It is important to process and present data in a way which makes it easy to analyse. It is also important to evaluate the quality of data before drawing a conclusion.

Depending on the data that has been obtained, there are mathematical techniques that can be used to further analyse the results.

From a straight-line graph the gradient can be calculated. The gradient of a distance-time graph is equal to the speed, and the gradient of a force-extension graph is equal to the spring constant.

The area under a graph can also be calculated. The area under a velocity-time graph will give the distance travelled.

Lines can be **extrapolated** in order to estimate a value beyond the measured values, and **interpolation** can be used to estimate a value between two known values.

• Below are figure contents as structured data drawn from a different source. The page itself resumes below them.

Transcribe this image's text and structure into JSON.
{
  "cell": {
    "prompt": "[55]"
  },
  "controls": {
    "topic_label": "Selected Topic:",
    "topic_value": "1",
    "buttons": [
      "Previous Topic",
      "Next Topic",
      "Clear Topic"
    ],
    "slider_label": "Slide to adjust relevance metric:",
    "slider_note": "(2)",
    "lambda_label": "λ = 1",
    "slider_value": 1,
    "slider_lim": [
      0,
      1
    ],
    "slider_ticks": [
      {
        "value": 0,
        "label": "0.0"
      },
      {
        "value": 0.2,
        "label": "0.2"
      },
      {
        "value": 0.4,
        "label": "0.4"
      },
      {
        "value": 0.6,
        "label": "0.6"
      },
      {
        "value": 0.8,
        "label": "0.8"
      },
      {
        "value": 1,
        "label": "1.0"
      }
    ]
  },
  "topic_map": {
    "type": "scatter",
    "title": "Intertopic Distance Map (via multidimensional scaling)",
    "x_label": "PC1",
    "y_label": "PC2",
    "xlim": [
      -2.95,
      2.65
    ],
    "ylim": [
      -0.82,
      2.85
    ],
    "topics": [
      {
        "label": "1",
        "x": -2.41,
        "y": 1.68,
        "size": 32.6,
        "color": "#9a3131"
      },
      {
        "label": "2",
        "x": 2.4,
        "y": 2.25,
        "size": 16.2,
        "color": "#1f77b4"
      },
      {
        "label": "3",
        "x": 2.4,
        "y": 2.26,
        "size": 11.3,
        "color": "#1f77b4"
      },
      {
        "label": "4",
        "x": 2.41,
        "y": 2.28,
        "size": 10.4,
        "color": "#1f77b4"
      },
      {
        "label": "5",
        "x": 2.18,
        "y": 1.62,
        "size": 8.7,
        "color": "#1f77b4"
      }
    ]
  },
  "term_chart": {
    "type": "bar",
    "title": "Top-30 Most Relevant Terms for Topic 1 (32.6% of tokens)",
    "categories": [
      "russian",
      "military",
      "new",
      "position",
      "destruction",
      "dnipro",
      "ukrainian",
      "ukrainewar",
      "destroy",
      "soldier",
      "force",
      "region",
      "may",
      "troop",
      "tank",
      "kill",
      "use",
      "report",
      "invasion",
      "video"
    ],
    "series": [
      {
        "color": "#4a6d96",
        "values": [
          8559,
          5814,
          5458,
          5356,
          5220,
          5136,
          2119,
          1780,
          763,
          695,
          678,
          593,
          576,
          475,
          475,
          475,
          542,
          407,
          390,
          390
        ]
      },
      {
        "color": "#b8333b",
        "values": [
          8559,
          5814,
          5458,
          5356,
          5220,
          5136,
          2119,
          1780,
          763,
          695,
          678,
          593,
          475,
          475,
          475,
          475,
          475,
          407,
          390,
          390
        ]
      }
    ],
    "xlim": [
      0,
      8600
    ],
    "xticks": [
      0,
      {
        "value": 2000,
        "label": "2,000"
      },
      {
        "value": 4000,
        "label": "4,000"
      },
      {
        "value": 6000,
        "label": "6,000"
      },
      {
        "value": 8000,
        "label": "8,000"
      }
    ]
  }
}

The final step is to consider improvements that could be made to equipment and experimental procedure in order to increase the precision and accuracy of the data collected.

Things to consider when improving procedure are:

- Is the best piece of equipment being used? For example should Vernier callipers be used instead of a ruler when measuring a relatively short length? Would it be better to use a smaller diameter measuring cylinder when finding the volume of a small quantity of liquid?
- Should more repeats be taken? For example if three repeated readings are reliable, is it necessary to take any more?
- Could someone else reproduce the experiment?
- Were there any external conditions that could be controlled better? eg should a cooling experiment be conducted near a heater or near an frequently opened door?

It is important to reduce errors as much as possible in any investigation. Errors are not the same thing as making mistakes.

Random errors are present when any measurement is made and cannot be corrected for. Their effect can be reduced by taking more measurements and finding the mean. For example, measuring the time period of a pendulum will produce a random error as it is impossible to stop a timer at exactly the right moment every time.

Systematic errors are when a measured result differs consistently from the true result every time. For example, a zero error on a meter will produce a systematic error.